Wednesday, November 22, 2023

Suella Braverman and the Meaning of Christmas

 

From The Rectory

 

The recently sacked Home Secretary, Suella Braverman, caused controversy, amongst other things, by Tweeting (are we meant to call it X-ing, now?) that: “The British people are compassionate. We will always support those who are genuinely homeless. But we cannot allow our streets to be taken over by rows of tents occupied by people, many of them from abroad, living on the streets as a lifestyle choice.”
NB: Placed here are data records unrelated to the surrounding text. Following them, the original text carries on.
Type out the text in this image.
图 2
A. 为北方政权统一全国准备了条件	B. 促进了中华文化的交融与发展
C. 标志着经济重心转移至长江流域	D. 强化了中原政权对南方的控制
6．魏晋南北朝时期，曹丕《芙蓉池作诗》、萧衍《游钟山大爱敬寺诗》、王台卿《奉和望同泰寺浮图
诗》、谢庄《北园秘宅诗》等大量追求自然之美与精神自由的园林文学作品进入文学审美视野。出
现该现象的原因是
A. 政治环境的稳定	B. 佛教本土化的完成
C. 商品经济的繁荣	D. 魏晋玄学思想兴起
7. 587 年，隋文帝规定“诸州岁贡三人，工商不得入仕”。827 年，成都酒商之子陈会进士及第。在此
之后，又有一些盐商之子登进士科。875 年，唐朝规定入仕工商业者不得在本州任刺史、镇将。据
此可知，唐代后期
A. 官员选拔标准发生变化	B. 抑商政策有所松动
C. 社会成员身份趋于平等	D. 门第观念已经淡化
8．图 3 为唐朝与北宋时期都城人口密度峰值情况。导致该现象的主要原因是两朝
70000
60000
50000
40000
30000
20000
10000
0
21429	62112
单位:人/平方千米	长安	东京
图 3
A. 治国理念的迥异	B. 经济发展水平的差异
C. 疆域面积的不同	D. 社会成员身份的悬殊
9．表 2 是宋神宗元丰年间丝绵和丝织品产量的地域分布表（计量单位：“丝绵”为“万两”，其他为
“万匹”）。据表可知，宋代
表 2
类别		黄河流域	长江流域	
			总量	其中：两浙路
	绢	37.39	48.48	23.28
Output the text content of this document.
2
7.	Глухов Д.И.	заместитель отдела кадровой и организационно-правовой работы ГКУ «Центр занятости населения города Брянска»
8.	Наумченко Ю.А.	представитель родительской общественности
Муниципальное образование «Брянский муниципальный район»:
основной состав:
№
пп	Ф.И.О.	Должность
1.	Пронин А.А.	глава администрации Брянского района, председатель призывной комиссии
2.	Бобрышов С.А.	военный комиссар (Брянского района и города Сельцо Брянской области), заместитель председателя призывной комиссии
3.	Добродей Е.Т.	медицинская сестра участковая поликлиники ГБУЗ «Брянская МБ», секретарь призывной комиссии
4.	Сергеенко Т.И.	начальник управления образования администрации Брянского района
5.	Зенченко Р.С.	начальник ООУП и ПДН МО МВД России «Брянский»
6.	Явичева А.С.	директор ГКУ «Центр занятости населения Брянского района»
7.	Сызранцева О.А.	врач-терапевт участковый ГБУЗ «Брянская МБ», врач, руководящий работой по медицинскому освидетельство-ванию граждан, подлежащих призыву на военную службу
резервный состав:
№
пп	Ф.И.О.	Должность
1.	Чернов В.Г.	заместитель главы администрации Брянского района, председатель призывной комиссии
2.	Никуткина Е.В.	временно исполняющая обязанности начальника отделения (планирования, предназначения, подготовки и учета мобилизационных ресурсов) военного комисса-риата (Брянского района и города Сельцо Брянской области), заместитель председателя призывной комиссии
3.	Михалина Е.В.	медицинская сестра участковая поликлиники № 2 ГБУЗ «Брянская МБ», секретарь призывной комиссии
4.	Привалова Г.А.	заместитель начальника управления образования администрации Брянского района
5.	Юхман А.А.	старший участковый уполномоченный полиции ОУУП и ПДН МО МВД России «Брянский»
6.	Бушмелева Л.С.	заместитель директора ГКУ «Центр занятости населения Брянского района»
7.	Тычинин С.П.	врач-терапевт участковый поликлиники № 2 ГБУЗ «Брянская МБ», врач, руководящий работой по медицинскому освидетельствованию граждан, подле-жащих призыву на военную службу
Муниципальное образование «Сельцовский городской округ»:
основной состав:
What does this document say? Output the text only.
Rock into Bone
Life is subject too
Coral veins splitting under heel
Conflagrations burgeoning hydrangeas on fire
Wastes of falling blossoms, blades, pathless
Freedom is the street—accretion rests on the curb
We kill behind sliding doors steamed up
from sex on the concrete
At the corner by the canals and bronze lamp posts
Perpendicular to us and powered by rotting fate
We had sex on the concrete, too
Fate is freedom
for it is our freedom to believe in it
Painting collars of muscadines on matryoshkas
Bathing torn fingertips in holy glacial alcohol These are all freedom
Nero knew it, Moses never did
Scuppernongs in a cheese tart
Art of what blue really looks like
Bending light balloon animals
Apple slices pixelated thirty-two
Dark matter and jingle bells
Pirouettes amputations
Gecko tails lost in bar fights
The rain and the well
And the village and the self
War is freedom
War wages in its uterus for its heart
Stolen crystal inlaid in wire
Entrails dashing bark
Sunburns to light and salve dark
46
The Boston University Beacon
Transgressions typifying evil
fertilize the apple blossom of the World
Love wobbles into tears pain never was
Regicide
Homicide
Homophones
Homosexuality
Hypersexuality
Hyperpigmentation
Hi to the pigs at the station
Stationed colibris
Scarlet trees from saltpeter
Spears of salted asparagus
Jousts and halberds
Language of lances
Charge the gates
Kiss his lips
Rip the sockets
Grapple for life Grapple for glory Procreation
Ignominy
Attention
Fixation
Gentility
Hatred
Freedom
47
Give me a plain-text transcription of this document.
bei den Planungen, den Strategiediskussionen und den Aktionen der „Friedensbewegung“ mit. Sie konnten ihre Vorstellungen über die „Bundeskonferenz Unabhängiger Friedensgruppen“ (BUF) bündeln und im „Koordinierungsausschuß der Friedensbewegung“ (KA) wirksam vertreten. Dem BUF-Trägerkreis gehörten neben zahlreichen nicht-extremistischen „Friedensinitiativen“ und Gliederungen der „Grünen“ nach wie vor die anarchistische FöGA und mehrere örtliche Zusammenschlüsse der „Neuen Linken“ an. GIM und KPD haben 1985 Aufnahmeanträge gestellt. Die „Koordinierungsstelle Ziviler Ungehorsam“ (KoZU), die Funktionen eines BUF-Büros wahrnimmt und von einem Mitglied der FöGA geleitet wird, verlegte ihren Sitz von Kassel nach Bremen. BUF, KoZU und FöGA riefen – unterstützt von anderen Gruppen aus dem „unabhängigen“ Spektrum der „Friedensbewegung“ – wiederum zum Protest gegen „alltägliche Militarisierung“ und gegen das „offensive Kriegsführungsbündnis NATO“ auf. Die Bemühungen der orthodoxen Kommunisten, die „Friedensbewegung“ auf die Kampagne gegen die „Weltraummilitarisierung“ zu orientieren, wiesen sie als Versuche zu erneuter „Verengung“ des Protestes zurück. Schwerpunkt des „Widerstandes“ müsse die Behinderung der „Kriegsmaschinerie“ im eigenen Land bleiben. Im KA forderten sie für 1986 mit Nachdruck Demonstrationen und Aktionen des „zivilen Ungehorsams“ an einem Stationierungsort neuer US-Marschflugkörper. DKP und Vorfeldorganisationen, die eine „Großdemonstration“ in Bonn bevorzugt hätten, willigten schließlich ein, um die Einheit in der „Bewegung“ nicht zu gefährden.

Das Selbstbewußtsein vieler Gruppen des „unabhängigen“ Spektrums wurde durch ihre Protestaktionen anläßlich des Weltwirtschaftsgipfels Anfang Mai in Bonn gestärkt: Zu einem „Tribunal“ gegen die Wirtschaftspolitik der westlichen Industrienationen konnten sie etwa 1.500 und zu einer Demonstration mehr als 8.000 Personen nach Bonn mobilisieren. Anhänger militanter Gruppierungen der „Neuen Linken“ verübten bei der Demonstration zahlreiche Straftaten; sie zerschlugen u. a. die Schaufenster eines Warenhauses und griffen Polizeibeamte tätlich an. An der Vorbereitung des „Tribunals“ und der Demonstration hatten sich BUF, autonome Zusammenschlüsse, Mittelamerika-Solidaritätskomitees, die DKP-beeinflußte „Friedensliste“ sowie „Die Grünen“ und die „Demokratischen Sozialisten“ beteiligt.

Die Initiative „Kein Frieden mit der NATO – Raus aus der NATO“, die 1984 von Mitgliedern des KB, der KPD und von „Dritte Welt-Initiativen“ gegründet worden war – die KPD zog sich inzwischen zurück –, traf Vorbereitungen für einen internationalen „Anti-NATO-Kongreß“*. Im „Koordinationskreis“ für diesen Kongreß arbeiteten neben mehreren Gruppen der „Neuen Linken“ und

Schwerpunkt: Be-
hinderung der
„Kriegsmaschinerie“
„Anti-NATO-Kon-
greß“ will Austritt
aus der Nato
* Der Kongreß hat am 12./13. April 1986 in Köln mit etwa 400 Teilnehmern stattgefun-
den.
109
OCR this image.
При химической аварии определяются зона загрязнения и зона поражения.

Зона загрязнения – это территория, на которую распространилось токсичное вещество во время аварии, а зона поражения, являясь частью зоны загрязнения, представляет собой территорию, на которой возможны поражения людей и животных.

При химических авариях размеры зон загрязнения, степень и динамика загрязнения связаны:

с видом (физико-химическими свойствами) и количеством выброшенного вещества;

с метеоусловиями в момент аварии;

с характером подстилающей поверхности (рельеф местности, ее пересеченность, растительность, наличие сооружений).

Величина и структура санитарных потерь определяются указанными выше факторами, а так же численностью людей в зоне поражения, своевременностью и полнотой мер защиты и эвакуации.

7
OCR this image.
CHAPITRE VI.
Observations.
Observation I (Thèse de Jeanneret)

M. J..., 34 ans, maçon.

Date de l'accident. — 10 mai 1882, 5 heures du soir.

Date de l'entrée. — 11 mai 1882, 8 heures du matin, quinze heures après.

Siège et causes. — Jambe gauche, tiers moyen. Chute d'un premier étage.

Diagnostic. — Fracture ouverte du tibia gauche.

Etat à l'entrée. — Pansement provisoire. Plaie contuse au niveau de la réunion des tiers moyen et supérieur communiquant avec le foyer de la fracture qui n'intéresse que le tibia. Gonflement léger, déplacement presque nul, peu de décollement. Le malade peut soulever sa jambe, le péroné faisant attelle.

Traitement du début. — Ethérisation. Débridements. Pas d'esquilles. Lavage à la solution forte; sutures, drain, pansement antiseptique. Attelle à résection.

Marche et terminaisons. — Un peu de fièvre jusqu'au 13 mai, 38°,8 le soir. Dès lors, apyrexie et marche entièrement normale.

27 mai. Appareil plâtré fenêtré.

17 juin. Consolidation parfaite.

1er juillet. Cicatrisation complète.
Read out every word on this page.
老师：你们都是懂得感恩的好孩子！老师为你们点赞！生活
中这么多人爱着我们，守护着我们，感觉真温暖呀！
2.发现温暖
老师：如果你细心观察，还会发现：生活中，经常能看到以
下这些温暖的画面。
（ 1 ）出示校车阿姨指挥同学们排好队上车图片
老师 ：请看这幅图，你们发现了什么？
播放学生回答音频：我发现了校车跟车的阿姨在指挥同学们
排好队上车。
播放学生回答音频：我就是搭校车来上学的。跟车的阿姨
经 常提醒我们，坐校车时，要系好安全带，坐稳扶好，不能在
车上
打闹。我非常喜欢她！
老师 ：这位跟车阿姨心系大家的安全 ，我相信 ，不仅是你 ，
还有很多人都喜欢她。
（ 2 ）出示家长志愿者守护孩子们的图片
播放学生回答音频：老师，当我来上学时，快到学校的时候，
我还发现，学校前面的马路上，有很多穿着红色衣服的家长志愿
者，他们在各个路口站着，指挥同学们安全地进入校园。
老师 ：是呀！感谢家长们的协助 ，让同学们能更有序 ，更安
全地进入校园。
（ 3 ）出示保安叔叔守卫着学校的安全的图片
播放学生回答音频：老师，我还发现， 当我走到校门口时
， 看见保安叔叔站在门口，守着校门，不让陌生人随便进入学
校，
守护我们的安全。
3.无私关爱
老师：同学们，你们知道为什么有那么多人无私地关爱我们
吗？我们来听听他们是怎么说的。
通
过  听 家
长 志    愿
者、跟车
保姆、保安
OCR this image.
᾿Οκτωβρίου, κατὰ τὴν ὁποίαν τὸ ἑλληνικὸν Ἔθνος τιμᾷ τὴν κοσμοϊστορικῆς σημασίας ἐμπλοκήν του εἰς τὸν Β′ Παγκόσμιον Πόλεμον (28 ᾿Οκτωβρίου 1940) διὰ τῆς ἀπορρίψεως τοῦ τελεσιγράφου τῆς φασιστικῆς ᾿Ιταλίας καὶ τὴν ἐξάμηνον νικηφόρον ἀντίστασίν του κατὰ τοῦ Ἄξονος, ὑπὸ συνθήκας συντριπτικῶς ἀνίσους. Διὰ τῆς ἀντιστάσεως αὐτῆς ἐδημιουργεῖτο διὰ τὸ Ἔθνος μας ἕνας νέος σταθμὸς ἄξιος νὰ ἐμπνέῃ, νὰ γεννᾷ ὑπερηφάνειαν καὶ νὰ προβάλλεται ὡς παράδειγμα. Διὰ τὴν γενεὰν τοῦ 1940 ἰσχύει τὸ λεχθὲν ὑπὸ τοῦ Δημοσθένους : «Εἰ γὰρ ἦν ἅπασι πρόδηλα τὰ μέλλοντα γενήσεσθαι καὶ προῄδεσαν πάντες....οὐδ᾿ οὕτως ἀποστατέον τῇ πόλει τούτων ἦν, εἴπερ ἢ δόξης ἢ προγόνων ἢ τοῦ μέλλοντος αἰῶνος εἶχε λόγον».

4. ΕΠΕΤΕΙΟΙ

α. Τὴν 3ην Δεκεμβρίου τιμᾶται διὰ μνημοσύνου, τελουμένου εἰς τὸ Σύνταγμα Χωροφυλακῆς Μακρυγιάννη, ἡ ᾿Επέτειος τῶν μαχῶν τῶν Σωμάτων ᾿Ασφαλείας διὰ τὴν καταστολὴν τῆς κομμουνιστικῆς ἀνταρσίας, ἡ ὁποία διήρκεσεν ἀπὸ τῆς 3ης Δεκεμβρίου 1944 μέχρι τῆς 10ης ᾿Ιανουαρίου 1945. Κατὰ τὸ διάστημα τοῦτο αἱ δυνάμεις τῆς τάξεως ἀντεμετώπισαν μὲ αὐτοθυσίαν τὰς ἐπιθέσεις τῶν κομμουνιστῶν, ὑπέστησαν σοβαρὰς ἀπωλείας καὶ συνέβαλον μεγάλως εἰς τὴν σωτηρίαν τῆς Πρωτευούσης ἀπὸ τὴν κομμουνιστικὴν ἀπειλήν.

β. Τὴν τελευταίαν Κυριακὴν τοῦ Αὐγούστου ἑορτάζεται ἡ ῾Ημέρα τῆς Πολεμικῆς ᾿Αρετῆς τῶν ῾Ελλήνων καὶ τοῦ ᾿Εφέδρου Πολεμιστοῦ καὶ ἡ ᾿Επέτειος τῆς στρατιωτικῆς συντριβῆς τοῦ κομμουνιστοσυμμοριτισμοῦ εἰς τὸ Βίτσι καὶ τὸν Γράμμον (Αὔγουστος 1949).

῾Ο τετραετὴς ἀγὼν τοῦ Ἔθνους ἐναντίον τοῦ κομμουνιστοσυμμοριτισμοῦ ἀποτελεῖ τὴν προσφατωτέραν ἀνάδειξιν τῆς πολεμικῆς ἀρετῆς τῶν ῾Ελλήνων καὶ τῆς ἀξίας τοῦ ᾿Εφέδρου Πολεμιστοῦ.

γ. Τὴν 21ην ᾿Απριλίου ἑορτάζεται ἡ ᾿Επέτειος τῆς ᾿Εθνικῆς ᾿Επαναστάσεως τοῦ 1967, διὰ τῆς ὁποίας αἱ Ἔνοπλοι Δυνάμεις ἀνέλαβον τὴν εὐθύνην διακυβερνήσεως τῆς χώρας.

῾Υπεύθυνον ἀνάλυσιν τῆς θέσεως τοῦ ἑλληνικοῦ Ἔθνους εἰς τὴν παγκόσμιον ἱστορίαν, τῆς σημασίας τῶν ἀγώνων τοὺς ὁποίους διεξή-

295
The Matt cartoon in The Daily Telegraph quipped that the message in Suella Braverman’s Christmas Card might say that “being born in a stable is a lifestyle choice”. I think Christians would agree!   

 

Luke’s gospel tells us that the Emperor Augustus had issued a decree that a census should be taken. So Joseph and his betrothed, Mary, had gone from their town of Nazareth in Galilee to register in Bethlehem, the town which great King David of old had been from, because Joseph was of the house and line of David. While they were there, Mary gave birth to Jesus and placed him in a manger because there was no room for them in the inn. But the circumstances of Jesus’ birth were more than the result of historical accidents. The Bible sees them as the fulfilment of God’s plan and of the prophecies that the long-promised Rescuer-King would be born in Bethlehem, the city of his ancestor King David.

 

In a sense, the Son of God could have remained in heaven without blame. But for him to be born in a stable was a lifestyle choice. He came to our broken world and shared our mess that he might be our Saviour. The Bible says that Jesus did not consider equality with God something to cling on to but made himself nothing, taking the very nature of a servant, being found in human likeness. He did not leave the glory of heaven for a splendid earthly palace. As the Carol says, a stable-place sufficed for the Lord God Almighty Jesus Christ. The Bread of Life was placed in an animal’s feeding trough. Eventually he would die on the cross in our place that our sins might be forgiven.

 

As another hymn addressed to the Lord Jesus puts it:

 

Thou who wast rich beyond all splendour, All for love's sake becamest poor; Thrones for a manger didst surrender, Sapphire-paved courts for stable floor. Thou who wast rich beyond all splendour, All for love's sake becomes poor.

 

Indeed, John’s Gospel tells us that Jesus The Word became flesh and made his dwelling among us. Literally he pitched his tent, or tabernacled amongst us. In Old Testament times, when God’s people were travelling through the desert to the promised land, they worshiped God in a tent, The Tabernacle. And during his earthly ministry, Jesus was an embodied Tabernacle, a kind of mobile walking talking Temple. Jesus was the place to go to meet with God, where the glory of God was revealed. Jesus’ own body would be the place of sacrifice by which sinners like me and you could come into the presence of a holy God.   

 

Soon Jesus and his family would be refugees as they fled from the murderous King Herod to the safety of Egypt. Later, speaking of himself, Jesus would say: ““Foxes have dens and birds have nests, but the Son of Man has no place to lay his head.” Jesus was made homeless and chose to dwell in the tent of human flesh that we might come home to God.